C’est tout à fait dans l’esprit de la longère traditionnelle – un habitat familial peu onéreux – que Pier Paolo Bonandrini et Julien Allègre (A+B) ont livré, près d’Angers, à un jeune couple maître d’ouvrage une maison en bois contemporaine qui permet de revisiter un élément symbolique de l’architecture vernaculaire du lieu, le tout pour moins de 100.000 euros.
Dans l’ouest de la France, la longère était la maison des petits paysans (journaliers possédant un petit lopin, métayers, petits exploitants) et des petits artisans. Elle était très répandue dans les zones de pauvreté*. C’était (c’est, car il en reste énormément) une maison étroite, en longueur, de plain-pied où, souvent, cohabitaient humains et animaux. Aujourd’hui sa réhabilitation est souvent un casse-tête pour les propriétaires ou acheteurs de ces maisons, sans parler d’un usage aujourd’hui peu en phase avec le mode de vie contemporain.
Pourtant de jeunes architectes se réapproprient aujourd’hui le concept, en construction neuve et en bois.
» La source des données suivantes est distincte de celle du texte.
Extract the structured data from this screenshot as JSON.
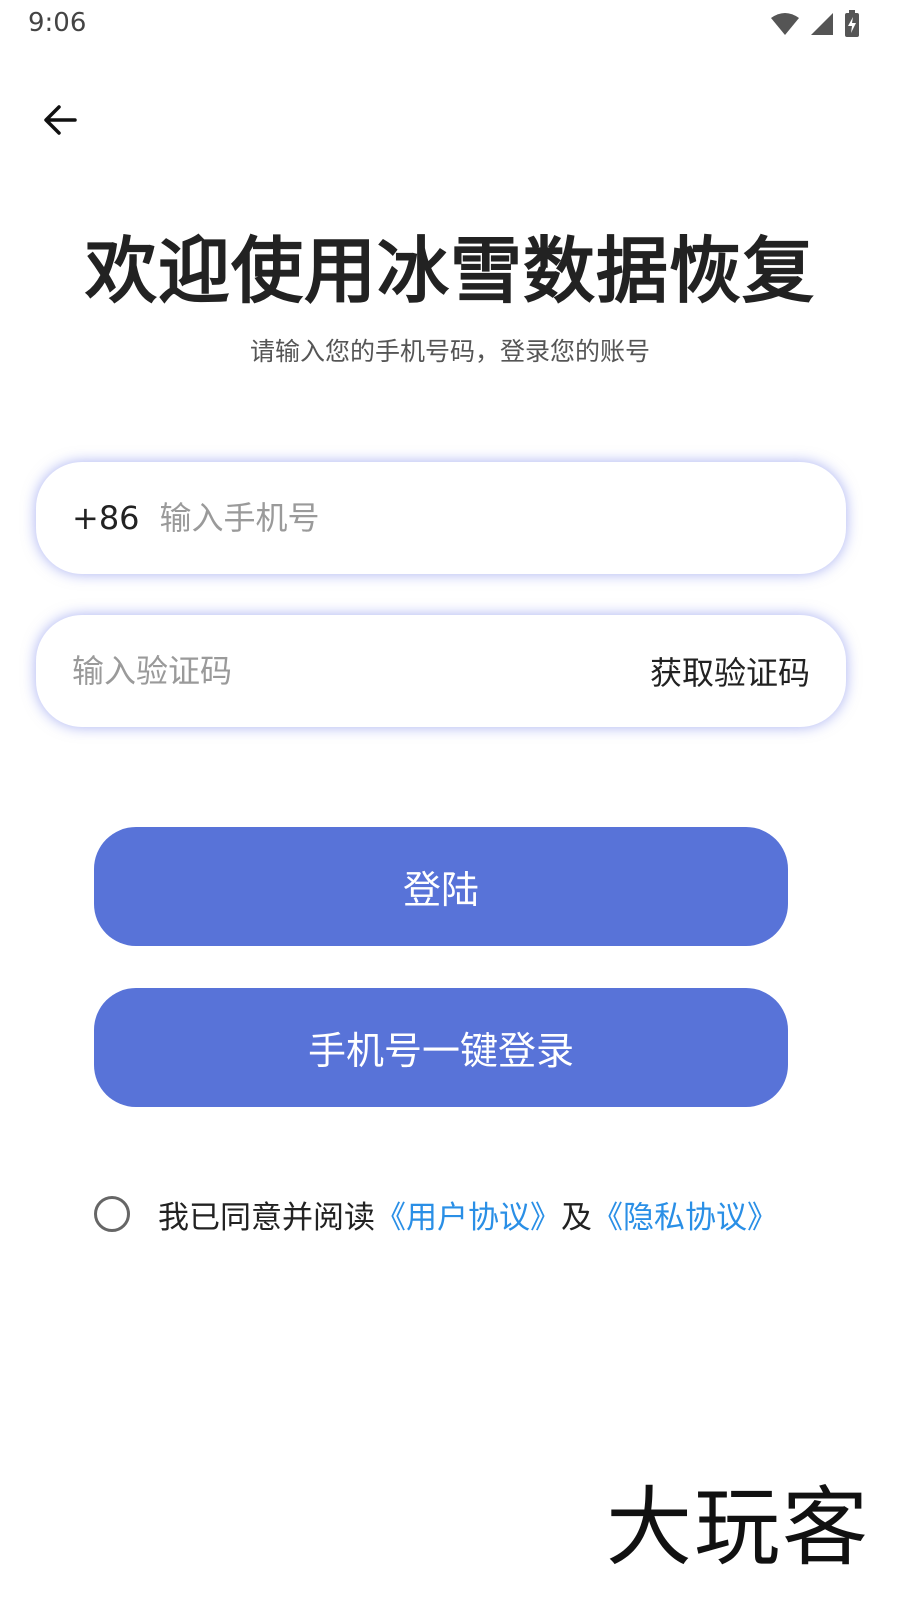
{
  "status_bar": {
    "time": "9:06",
    "icons": [
      "wifi-icon",
      "signal-icon",
      "battery-charging-icon"
    ]
  },
  "header": {
    "back_icon": "arrow-left-icon"
  },
  "welcome": {
    "title": "欢迎使用冰雪数据恢复",
    "subtitle": "请输入您的手机号码，登录您的账号"
  },
  "phone_field": {
    "prefix": "+86",
    "value": "",
    "placeholder": "输入手机号"
  },
  "code_field": {
    "value": "",
    "placeholder": "输入验证码",
    "get_code_label": "获取验证码"
  },
  "buttons": {
    "login_label": "登陆",
    "onekey_label": "手机号一键登录"
  },
  "agreement": {
    "checked": false,
    "prefix": "我已同意并阅读",
    "user_agreement": "《用户协议》",
    "and": "及",
    "privacy_policy": "《隐私协议》"
  },
  "watermark": "大玩客",
  "colors": {
    "primary": "#5873d8",
    "link": "#2a8fe6",
    "field_glow": "#6070e6"
  }
}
En témoignent notamment une longère réalisée par Jean-Charles Castric à Quimper et primée en 2006 au salon bois d’Angers et celle que viennent de livrer à Brain-sur-Longuenée en Anjou les jeunes architectes Pier Paolo Bonandrini (Paris) et Julien Allègre (Le Mans). Si la première est une auto-construction, la seconde est intéressante à plusieurs titres, en premier lieu parce qu’elle est née de la volonté d’un jeune couple souhaitant construire sa (première) ‘maison à 100.000 euros’ (à l’époque, fin 2007, l’expression faisait florès) mais ayant eu le réflexe de faire appel à des architectes.
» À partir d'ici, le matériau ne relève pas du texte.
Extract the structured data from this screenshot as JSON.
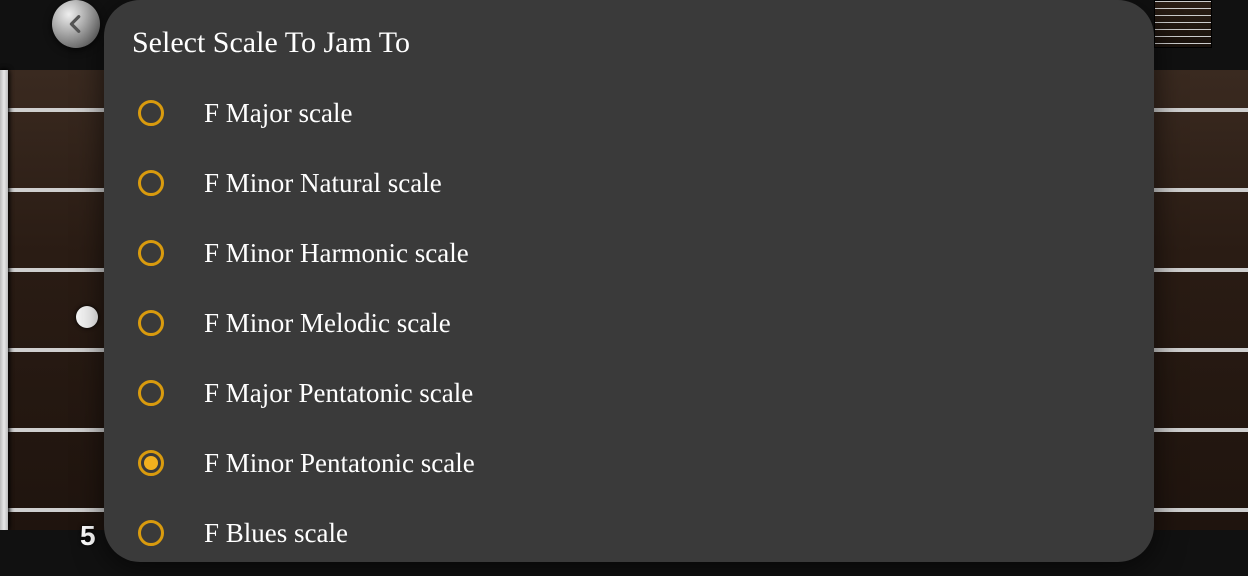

«Les maîtres d’ouvrage, de jeunes trentenaires, n’avaient pas d’idée préconçue, sinon pour l’aménagement intérieur, mais tenaient à ce que cette maison leur ressemble et s’inscrive dans le développement durable ainsi que dans une logique d’anticipation ; prévoir des chambres pour enfants pas encore nés par exemple,» se souvient Pier Paolo Bonandrini. C’est à l’issue de discussions entre maîtres d’ouvrage et architectes qu’est apparu un projet susceptible de répondre à leurs attentes tout en rentrant dans le budget, dans le cadre des règlementations urbaines de la commune : une longère en bois, contemporaine et pourtant inscrite dans une tradition locale.
«L’option bois a été validée dès le départ en raison de sa rapidité de mise en œuvre et l’économie que cela pouvait représenter,» expliquent les architectes. Mais la clef du projet fut d’opter pour une structure répétitive sur pilotis afin, entre autres, «d’économiser de la matière sur les fondations car le terrain est en pente».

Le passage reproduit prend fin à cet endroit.